GLOBAL Public Square
November 22, 2011
Author: Juliette Kayyem, Belfer Lecturer in Inernational Security, Harvard Kennedy School
Belfer Center Programs or Projects: International Security
There is a lot of enthusiasm for the GOP presidential debate tonight. It's on CNN at 8pm. The topic: National security and foreign policy.
What do the presidential candidates think about U.S. relations with countries like Iran, Syria and "Ubeki-beki-beki-beki-stan-stan"? That last "stan", of course, became famous when Herman Cain wondered aloud how a president knowing about the world is "going to create one job?"
Cain implied that those who think about foreign policy and national security don't understand real America's problems. But the idea that national security can be separated from domestic economic policy is a fallacy that got us into this financial mess in the first place.
The economy and our national security are inextricably linked. What we pay for and how we pay for it are decisions that are not simply about domestic economic policy. Likewise, the choices we make about our commitment to two wars and our willingness to engage in future wars have dramatic economic consequences.
Here’s an example. In 2002, White House economic adviser Lawrence Lindsey estimated the Iraq War would cost between $100 billion and $200 billion. Mitch Daniels, the head of President Bush's budget office, dismissed Lindsey's estimates, saying the number was closer to $50 billion. Lindsey was shown the door. His only error turned out to be guessing so low.

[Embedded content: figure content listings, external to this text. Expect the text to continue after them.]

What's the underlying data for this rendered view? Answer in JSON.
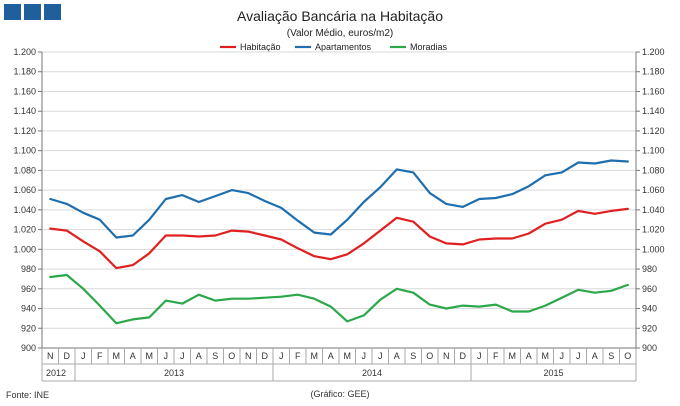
{
  "chart_data": {
    "type": "line",
    "title": "Avaliação Bancária na Habitação",
    "subtitle": "(Valor Médio, euros/m2)",
    "ylim": [
      900,
      1200
    ],
    "ytick_step": 20,
    "y_ticks": [
      "900",
      "920",
      "940",
      "960",
      "980",
      "1.000",
      "1.020",
      "1.040",
      "1.060",
      "1.080",
      "1.100",
      "1.120",
      "1.140",
      "1.160",
      "1.180",
      "1.200"
    ],
    "months": [
      "N",
      "D",
      "J",
      "F",
      "M",
      "A",
      "M",
      "J",
      "J",
      "A",
      "S",
      "O",
      "N",
      "D",
      "J",
      "F",
      "M",
      "A",
      "M",
      "J",
      "J",
      "A",
      "S",
      "O",
      "N",
      "D",
      "J",
      "F",
      "M",
      "A",
      "M",
      "J",
      "J",
      "A",
      "S",
      "O"
    ],
    "years": [
      {
        "label": "2012",
        "start": 0,
        "end": 2
      },
      {
        "label": "2013",
        "start": 2,
        "end": 14
      },
      {
        "label": "2014",
        "start": 14,
        "end": 26
      },
      {
        "label": "2015",
        "start": 26,
        "end": 36
      }
    ],
    "series": [
      {
        "name": "Habitação",
        "color": "#e02020",
        "values": [
          1021,
          1019,
          1008,
          998,
          981,
          984,
          996,
          1014,
          1014,
          1013,
          1014,
          1019,
          1018,
          1014,
          1010,
          1001,
          993,
          990,
          995,
          1006,
          1019,
          1032,
          1028,
          1013,
          1006,
          1005,
          1010,
          1011,
          1011,
          1016,
          1026,
          1030,
          1039,
          1036,
          1039,
          1041
        ]
      },
      {
        "name": "Apartamentos",
        "color": "#1f6faf",
        "values": [
          1051,
          1046,
          1037,
          1030,
          1012,
          1014,
          1030,
          1051,
          1055,
          1048,
          1054,
          1060,
          1057,
          1049,
          1042,
          1029,
          1017,
          1015,
          1030,
          1048,
          1063,
          1081,
          1078,
          1057,
          1046,
          1043,
          1051,
          1052,
          1056,
          1064,
          1075,
          1078,
          1088,
          1087,
          1090,
          1089
        ]
      },
      {
        "name": "Moradias",
        "color": "#2aa84a",
        "values": [
          972,
          974,
          960,
          943,
          925,
          929,
          931,
          948,
          945,
          954,
          948,
          950,
          950,
          951,
          952,
          954,
          950,
          942,
          927,
          933,
          949,
          960,
          956,
          944,
          940,
          943,
          942,
          944,
          937,
          937,
          943,
          951,
          959,
          956,
          958,
          964
        ]
      }
    ],
    "source": "Fonte: INE",
    "credit": "(Gráfico: GEE)"
  }
}
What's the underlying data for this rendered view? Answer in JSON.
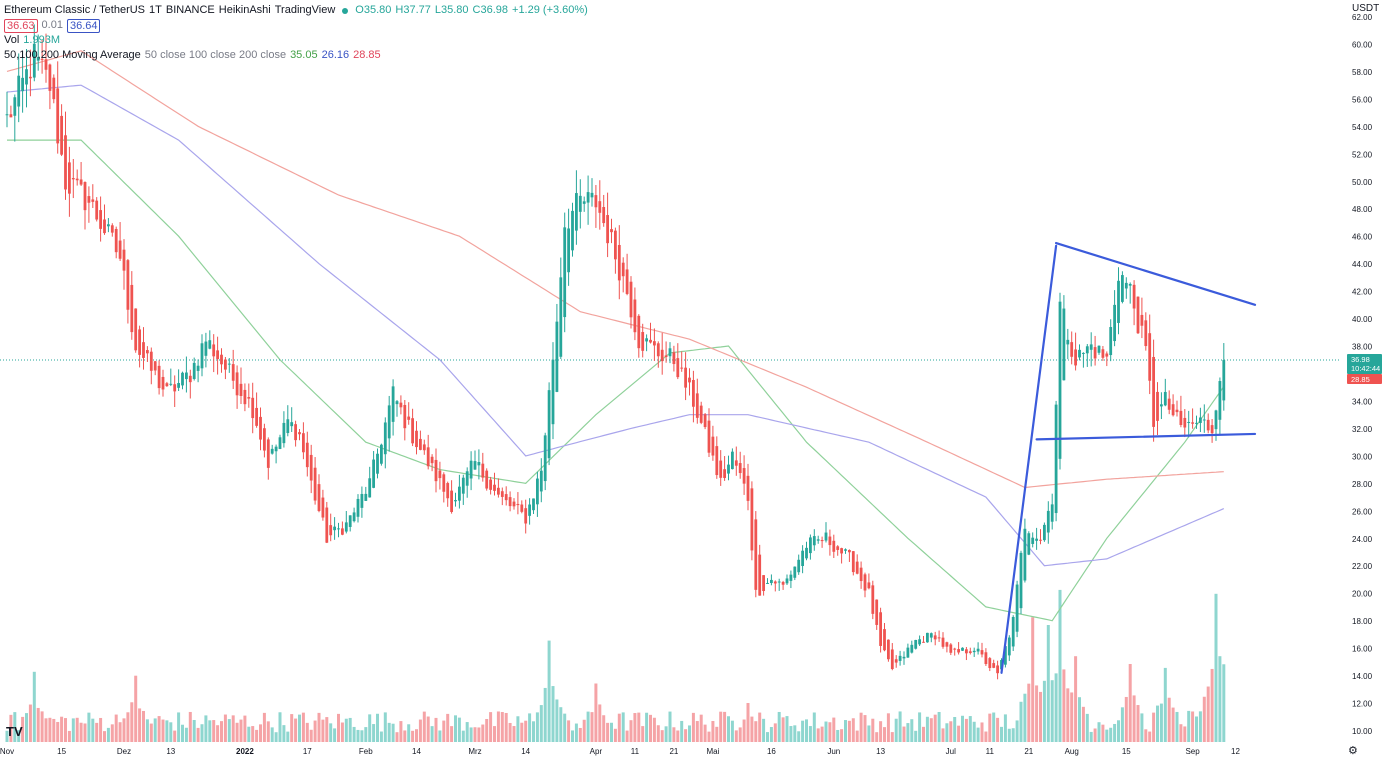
{
  "legend": {
    "title": "Ethereum Classic / TetherUS",
    "interval": "1T",
    "exchange": "BINANCE",
    "style": "HeikinAshi",
    "source": "TradingView",
    "ohlc": {
      "o": "O35.80",
      "h": "H37.77",
      "l": "L35.80",
      "c": "C36.98",
      "chg": "+1.29 (+3.60%)"
    },
    "bid": "36.63",
    "spread": "0.01",
    "ask": "36.64",
    "vol_label": "Vol",
    "vol_value": "1.993M",
    "ma_label": "50,100,200 Moving Average",
    "ma_params": "50 close 100 close 200 close",
    "ma50_value": "35.05",
    "ma100_value": "26.16",
    "ma200_value": "28.85"
  },
  "axis_unit": "USDT",
  "logo": "TV",
  "gear_icon": "gear-icon",
  "price_labels": {
    "current": "36.98",
    "countdown": "10:42:44",
    "ma200": "28.85"
  },
  "colors": {
    "up": "#26a69a",
    "down": "#ef5350",
    "vol_up": "#8ed6cf",
    "vol_down": "#f5a3a6",
    "ma50": "#8fd19a",
    "ma100": "#a9a5ec",
    "ma200": "#f2a39d",
    "drawing": "#3b5bdb"
  },
  "chart_data": {
    "type": "candlestick",
    "chart_style": "Heikin Ashi",
    "x_tick_labels": [
      "Nov",
      "15",
      "Dez",
      "13",
      "2022",
      "17",
      "Feb",
      "14",
      "Mrz",
      "14",
      "Apr",
      "11",
      "21",
      "Mai",
      "16",
      "Jun",
      "13",
      "Jul",
      "11",
      "21",
      "Aug",
      "15",
      "Sep",
      "12"
    ],
    "y_tick_labels": [
      "10.00",
      "12.00",
      "14.00",
      "16.00",
      "18.00",
      "20.00",
      "22.00",
      "24.00",
      "26.00",
      "28.00",
      "30.00",
      "32.00",
      "34.00",
      "36.00",
      "38.00",
      "40.00",
      "42.00",
      "44.00",
      "46.00",
      "48.00",
      "50.00",
      "52.00",
      "54.00",
      "56.00",
      "58.00",
      "60.00",
      "62.00"
    ],
    "ylim": [
      9.5,
      62.5
    ],
    "price_anchors": [
      [
        "2021-11-01",
        54.5
      ],
      [
        "2021-11-08",
        59
      ],
      [
        "2021-11-12",
        57
      ],
      [
        "2021-11-16",
        50
      ],
      [
        "2021-11-22",
        48.5
      ],
      [
        "2021-11-30",
        44.5
      ],
      [
        "2021-12-04",
        38
      ],
      [
        "2021-12-12",
        34.5
      ],
      [
        "2021-12-18",
        36
      ],
      [
        "2021-12-22",
        38.5
      ],
      [
        "2021-12-28",
        36
      ],
      [
        "2022-01-03",
        33.5
      ],
      [
        "2022-01-07",
        29.5
      ],
      [
        "2022-01-12",
        32.5
      ],
      [
        "2022-01-15",
        31.5
      ],
      [
        "2022-01-18",
        28
      ],
      [
        "2022-01-22",
        24
      ],
      [
        "2022-01-27",
        25
      ],
      [
        "2022-02-02",
        28
      ],
      [
        "2022-02-08",
        34.5
      ],
      [
        "2022-02-12",
        32
      ],
      [
        "2022-02-18",
        29
      ],
      [
        "2022-02-23",
        26.5
      ],
      [
        "2022-03-01",
        29.5
      ],
      [
        "2022-03-07",
        27
      ],
      [
        "2022-03-14",
        25.5
      ],
      [
        "2022-03-18",
        29
      ],
      [
        "2022-03-22",
        40
      ],
      [
        "2022-03-24",
        47
      ],
      [
        "2022-03-28",
        48.5
      ],
      [
        "2022-04-01",
        48.5
      ],
      [
        "2022-04-05",
        45.5
      ],
      [
        "2022-04-09",
        42
      ],
      [
        "2022-04-12",
        38.5
      ],
      [
        "2022-04-17",
        37.5
      ],
      [
        "2022-04-21",
        37
      ],
      [
        "2022-04-26",
        34
      ],
      [
        "2022-05-03",
        28
      ],
      [
        "2022-05-06",
        30
      ],
      [
        "2022-05-10",
        27
      ],
      [
        "2022-05-12",
        20
      ],
      [
        "2022-05-16",
        21
      ],
      [
        "2022-05-19",
        20.5
      ],
      [
        "2022-05-25",
        23.5
      ],
      [
        "2022-05-30",
        24
      ],
      [
        "2022-06-05",
        22.5
      ],
      [
        "2022-06-10",
        20
      ],
      [
        "2022-06-13",
        16
      ],
      [
        "2022-06-16",
        14.5
      ],
      [
        "2022-06-22",
        16.5
      ],
      [
        "2022-06-27",
        17
      ],
      [
        "2022-07-01",
        15.5
      ],
      [
        "2022-07-07",
        16
      ],
      [
        "2022-07-13",
        14
      ],
      [
        "2022-07-17",
        18
      ],
      [
        "2022-07-20",
        25
      ],
      [
        "2022-07-24",
        24
      ],
      [
        "2022-07-27",
        27
      ],
      [
        "2022-07-29",
        41
      ],
      [
        "2022-08-02",
        37
      ],
      [
        "2022-08-06",
        38
      ],
      [
        "2022-08-10",
        37
      ],
      [
        "2022-08-13",
        43.5
      ],
      [
        "2022-08-16",
        42
      ],
      [
        "2022-08-20",
        37.5
      ],
      [
        "2022-08-22",
        32.5
      ],
      [
        "2022-08-25",
        34
      ],
      [
        "2022-08-29",
        32
      ],
      [
        "2022-09-03",
        32.5
      ],
      [
        "2022-09-06",
        32
      ],
      [
        "2022-09-08",
        36
      ],
      [
        "2022-09-09",
        36.98
      ]
    ],
    "moving_averages": [
      {
        "name": "50 close",
        "value": 35.05,
        "points": [
          [
            "2021-11-01",
            53
          ],
          [
            "2021-11-20",
            53
          ],
          [
            "2021-12-15",
            46
          ],
          [
            "2022-01-10",
            37
          ],
          [
            "2022-02-01",
            31
          ],
          [
            "2022-02-20",
            29
          ],
          [
            "2022-03-14",
            28
          ],
          [
            "2022-04-01",
            33
          ],
          [
            "2022-04-20",
            37.5
          ],
          [
            "2022-05-05",
            38
          ],
          [
            "2022-05-25",
            31
          ],
          [
            "2022-06-20",
            24
          ],
          [
            "2022-07-10",
            19
          ],
          [
            "2022-07-27",
            18
          ],
          [
            "2022-08-10",
            24
          ],
          [
            "2022-08-30",
            31
          ],
          [
            "2022-09-09",
            35.05
          ]
        ]
      },
      {
        "name": "100 close",
        "value": 26.16,
        "points": [
          [
            "2021-11-01",
            56.5
          ],
          [
            "2021-11-20",
            57
          ],
          [
            "2021-12-15",
            53
          ],
          [
            "2022-01-20",
            44
          ],
          [
            "2022-02-20",
            37
          ],
          [
            "2022-03-14",
            30
          ],
          [
            "2022-04-10",
            32
          ],
          [
            "2022-04-25",
            33
          ],
          [
            "2022-05-10",
            33
          ],
          [
            "2022-06-10",
            31
          ],
          [
            "2022-07-10",
            27
          ],
          [
            "2022-07-25",
            22
          ],
          [
            "2022-08-10",
            22.5
          ],
          [
            "2022-09-09",
            26.16
          ]
        ]
      },
      {
        "name": "200 close",
        "value": 28.85,
        "points": [
          [
            "2021-11-01",
            58
          ],
          [
            "2021-11-20",
            59.5
          ],
          [
            "2021-12-20",
            54
          ],
          [
            "2022-01-25",
            49
          ],
          [
            "2022-02-25",
            46
          ],
          [
            "2022-03-28",
            40.5
          ],
          [
            "2022-04-25",
            38.5
          ],
          [
            "2022-05-25",
            35
          ],
          [
            "2022-06-25",
            31
          ],
          [
            "2022-07-20",
            27.7
          ],
          [
            "2022-08-10",
            28.3
          ],
          [
            "2022-09-09",
            28.85
          ]
        ]
      }
    ],
    "volume_spikes_M": [
      [
        "2021-11-08",
        1.8
      ],
      [
        "2021-12-04",
        1.7
      ],
      [
        "2022-03-20",
        2.6
      ],
      [
        "2022-04-01",
        1.5
      ],
      [
        "2022-05-10",
        1.0
      ],
      [
        "2022-07-22",
        3.2
      ],
      [
        "2022-07-26",
        3.0
      ],
      [
        "2022-07-29",
        3.9
      ],
      [
        "2022-08-02",
        2.2
      ],
      [
        "2022-08-16",
        2.0
      ],
      [
        "2022-08-25",
        1.9
      ],
      [
        "2022-09-07",
        3.8
      ],
      [
        "2022-09-08",
        2.2
      ],
      [
        "2022-09-09",
        1.993
      ]
    ],
    "drawings": [
      {
        "name": "pole-line",
        "points": [
          [
            "2022-07-14",
            14.2
          ],
          [
            "2022-07-28",
            45.3
          ]
        ]
      },
      {
        "name": "upper-trendline",
        "points": [
          [
            "2022-07-28",
            45.5
          ],
          [
            "2022-09-17",
            41
          ]
        ]
      },
      {
        "name": "lower-trendline",
        "points": [
          [
            "2022-07-23",
            31.2
          ],
          [
            "2022-09-17",
            31.6
          ]
        ]
      }
    ],
    "last_price": 36.98
  }
}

Today, Nobel Prize-winning economist Joseph Stiglitz and Harvard's Linda Bilmes argue that the total costs of the Iraq War alone, including disability and veterans' support costs, may pass $2 trillion. Brown University's Costs of War project estimates that the United States has spent between $3.2 trillion and $4 trillion on the "war on terror."
New proposals, tougher actions and increased spending for new weaponry will all be part of the discussion tonight. We cannot afford, literally, to focus exclusively on foreign affairs alone, as if the choices we make in relations to other nations don't have an impact on our "domestic affairs" or our economy.
Indeed, it could very well be that one day we have a conflict with "Ubeki-beki-beki-beki-stan-stan." That war could cost anywhere from $50 billion to $4 trillion. Doesn't that make a difference?